This is a blog about a trip that two MIT students (Steve White and Mary Masterman) took to La Vaquita, Mexico in the summer of 2010. About 100 families live in La Vaquita, a very small town in the state of Zacatecas. Most people in La Vaquita make their living by raising livestock and growing food for their families. This trip is a continuation of the trip made by Sivakami, Nancy, and Samantha this past January.
This trip began as an IDEAS Yunus Challenge team of some members of iHouse. The Yunus challenge changes from year to year, but this year the theme was handwashing, and the goal was for teams of students to come up with novel ways of incentivizing handwashing in developing countries. We had two ideas: one, to produce an alcohol-based hand sanitizer locally using available ingredients; and two, to do an educational campaign in the schools in which students learn about the benefits of handwashing and then monitor their behavior themselves.
Steve and I arrived in La Vaquita on August 12th after flying into Aguascalientes, staying a night in a hotel, and then taking a bus to Ojuelos, a nearby town.

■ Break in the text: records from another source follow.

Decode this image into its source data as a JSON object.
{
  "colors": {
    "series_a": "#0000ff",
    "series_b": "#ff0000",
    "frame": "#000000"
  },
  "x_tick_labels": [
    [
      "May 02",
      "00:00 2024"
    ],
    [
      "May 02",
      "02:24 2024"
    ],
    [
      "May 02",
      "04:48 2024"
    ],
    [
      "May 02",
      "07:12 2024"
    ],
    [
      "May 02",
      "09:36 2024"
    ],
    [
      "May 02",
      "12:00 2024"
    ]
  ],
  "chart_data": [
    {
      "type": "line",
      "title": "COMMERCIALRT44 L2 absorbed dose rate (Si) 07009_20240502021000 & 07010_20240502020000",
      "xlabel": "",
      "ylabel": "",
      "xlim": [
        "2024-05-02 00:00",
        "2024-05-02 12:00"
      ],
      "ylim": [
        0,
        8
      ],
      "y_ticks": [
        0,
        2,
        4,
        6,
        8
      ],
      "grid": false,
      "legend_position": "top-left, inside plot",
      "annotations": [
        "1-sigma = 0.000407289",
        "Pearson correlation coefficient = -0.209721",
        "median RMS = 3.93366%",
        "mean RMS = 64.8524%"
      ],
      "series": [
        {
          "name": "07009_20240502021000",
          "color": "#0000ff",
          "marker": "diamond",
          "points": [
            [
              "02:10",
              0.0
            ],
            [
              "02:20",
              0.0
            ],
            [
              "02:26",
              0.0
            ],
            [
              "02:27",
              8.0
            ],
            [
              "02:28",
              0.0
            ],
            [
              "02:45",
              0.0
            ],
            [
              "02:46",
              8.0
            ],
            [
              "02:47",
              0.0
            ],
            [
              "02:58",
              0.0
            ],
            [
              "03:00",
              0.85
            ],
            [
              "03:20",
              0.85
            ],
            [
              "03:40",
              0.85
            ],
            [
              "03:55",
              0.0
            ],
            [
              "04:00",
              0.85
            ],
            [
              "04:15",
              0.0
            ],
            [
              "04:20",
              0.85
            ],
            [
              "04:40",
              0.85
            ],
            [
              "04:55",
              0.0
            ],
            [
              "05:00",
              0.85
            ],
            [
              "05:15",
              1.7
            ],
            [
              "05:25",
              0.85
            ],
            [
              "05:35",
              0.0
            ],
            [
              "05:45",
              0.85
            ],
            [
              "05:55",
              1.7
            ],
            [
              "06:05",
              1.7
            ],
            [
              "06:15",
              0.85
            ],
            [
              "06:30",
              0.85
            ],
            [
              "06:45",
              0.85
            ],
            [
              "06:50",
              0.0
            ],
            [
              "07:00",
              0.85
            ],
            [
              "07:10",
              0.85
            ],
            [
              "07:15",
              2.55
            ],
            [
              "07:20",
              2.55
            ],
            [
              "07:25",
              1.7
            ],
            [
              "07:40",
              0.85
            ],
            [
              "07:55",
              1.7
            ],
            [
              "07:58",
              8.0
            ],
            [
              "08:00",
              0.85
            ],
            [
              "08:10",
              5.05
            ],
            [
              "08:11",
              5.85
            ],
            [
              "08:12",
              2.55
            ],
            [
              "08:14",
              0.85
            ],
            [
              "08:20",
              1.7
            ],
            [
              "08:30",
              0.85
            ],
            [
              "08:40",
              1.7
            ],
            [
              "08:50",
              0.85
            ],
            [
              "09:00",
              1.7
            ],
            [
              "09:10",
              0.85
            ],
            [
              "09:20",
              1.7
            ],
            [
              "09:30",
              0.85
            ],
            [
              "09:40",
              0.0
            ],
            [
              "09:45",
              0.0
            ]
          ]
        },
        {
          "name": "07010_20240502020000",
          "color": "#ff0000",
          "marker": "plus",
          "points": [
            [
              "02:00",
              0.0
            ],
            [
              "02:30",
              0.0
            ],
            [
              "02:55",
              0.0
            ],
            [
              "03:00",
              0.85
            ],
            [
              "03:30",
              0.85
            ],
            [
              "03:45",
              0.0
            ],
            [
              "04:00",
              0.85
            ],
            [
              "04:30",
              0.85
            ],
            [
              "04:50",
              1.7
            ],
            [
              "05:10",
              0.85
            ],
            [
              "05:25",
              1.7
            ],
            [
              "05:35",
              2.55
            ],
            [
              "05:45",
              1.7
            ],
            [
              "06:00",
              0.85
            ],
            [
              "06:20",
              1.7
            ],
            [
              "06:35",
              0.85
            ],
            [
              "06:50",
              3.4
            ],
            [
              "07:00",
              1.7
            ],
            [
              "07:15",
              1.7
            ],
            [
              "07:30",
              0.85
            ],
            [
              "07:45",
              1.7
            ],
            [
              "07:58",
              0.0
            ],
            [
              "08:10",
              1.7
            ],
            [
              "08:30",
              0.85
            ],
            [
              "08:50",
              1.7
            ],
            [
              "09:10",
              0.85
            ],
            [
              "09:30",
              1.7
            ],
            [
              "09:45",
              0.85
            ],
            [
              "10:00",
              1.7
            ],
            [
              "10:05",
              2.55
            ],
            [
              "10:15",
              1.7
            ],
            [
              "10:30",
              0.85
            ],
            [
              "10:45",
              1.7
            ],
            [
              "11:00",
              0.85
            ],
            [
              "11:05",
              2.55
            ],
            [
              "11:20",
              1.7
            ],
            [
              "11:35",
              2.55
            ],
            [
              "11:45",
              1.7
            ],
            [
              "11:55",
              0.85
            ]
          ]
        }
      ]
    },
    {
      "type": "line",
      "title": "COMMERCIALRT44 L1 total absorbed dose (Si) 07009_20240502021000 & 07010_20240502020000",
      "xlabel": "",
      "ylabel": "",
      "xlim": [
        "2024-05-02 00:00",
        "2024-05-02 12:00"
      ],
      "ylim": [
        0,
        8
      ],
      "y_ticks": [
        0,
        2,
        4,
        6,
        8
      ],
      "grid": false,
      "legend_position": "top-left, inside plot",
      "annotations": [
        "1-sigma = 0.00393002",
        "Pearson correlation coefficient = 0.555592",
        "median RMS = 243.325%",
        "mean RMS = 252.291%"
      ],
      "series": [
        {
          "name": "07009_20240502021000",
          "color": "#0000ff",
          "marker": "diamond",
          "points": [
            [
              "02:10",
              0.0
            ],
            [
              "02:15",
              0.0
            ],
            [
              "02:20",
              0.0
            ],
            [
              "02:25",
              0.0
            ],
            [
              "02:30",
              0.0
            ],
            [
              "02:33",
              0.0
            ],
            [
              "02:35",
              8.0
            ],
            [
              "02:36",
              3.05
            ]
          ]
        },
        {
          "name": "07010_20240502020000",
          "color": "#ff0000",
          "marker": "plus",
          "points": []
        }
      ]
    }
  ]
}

We stayed several hours in Ojuelos before arriving in La Vaquita. Ojuelos is a town considerably larger than La Vaquita, where there are small restaurants, grocery stores, pharmacies, street vendors, and several shops with computers and internet. A bus leaves every day to drive to La Vaquita from Ojuelos. We ended up missing the bus and taking a taxi our first day.
Most people in La Vaquita (maybe everyone) make a living by raising livestock and growing corn and beans. Right now, people are just finishing the beans harvest. They pick the bean pods, pile them up, let them dry out in the sun for about a week, drive a car over them in order to make the seeds come out of the pods, and collect and bag the seeds. They are always worryiing about whether it will rain, because if it rains too much the seeds will rot and turn red. They watch the weather and when it looks like it will rain, they go and put a rubber tarp over the beans to try to keep them from getting wet. They also try to work as fast as possible to bag the beans so that they don't lose too many from rot.
Piles of the bean husks, showing the black tarp they use to protect them from rain.
Lupe is turning the beans so that the ones on the bottom can get dried by the sun.
On the left are the fresh beans that haven't dried yet. On the right are the good beans that have dried for about a week in the sun.
These beans are the rotten ones (they look reddish brown) that got wet.